The genetic and cytological similarities between Xenopus species allow the formation of hybrid embryos by the fertilization of X. laevis eggs with X. tropicalis sperm, presenting a powerful model for interrogating the mechanisms of hybrid speciation and evolution. The gamete contribution of each species has profound effects on embryo viability: crosses made from X. laevis eggs and X. tropicalis sperm (l_e × t_s) are viable, while the reciprocal hybrid (t_e × l_s) die early in embryogenesis prior to gastrulation.^51–53 This hybrid incompatibility in t_e × l_s embryonic development appears to arise from mis-segregation of X. laevis chromosomes in the environment of X. tropicalis cytoplasm, followed by cell death,⁵¹ opening a new field to define the cytological factors responsible, and highlighting the power of these species for exploring mechanisms of hybrid genome formation and evolution.

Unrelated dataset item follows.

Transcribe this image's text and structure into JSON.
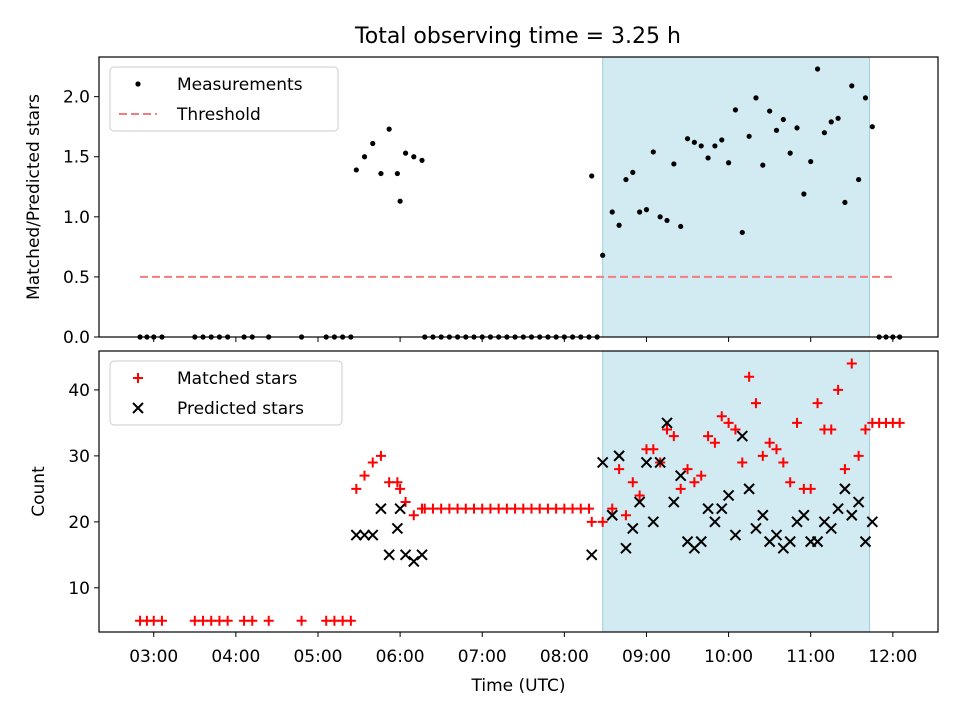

6 |. WHAT IS NEXT FOR XENOPUS TROPICALIS?

We are fortunate to have adapted a great deal of technical and biological expertise from X. laevis to X. tropicalis to develop this model system. Looking forward, optimization of emerging genetic engineering techniques, proteomics, and genomics techniques and repositories will further enrich the experimental toolkit available. These will facilitate further expansion of the growing community of researchers and biological questions that can be powerfully addressed using this tractable system.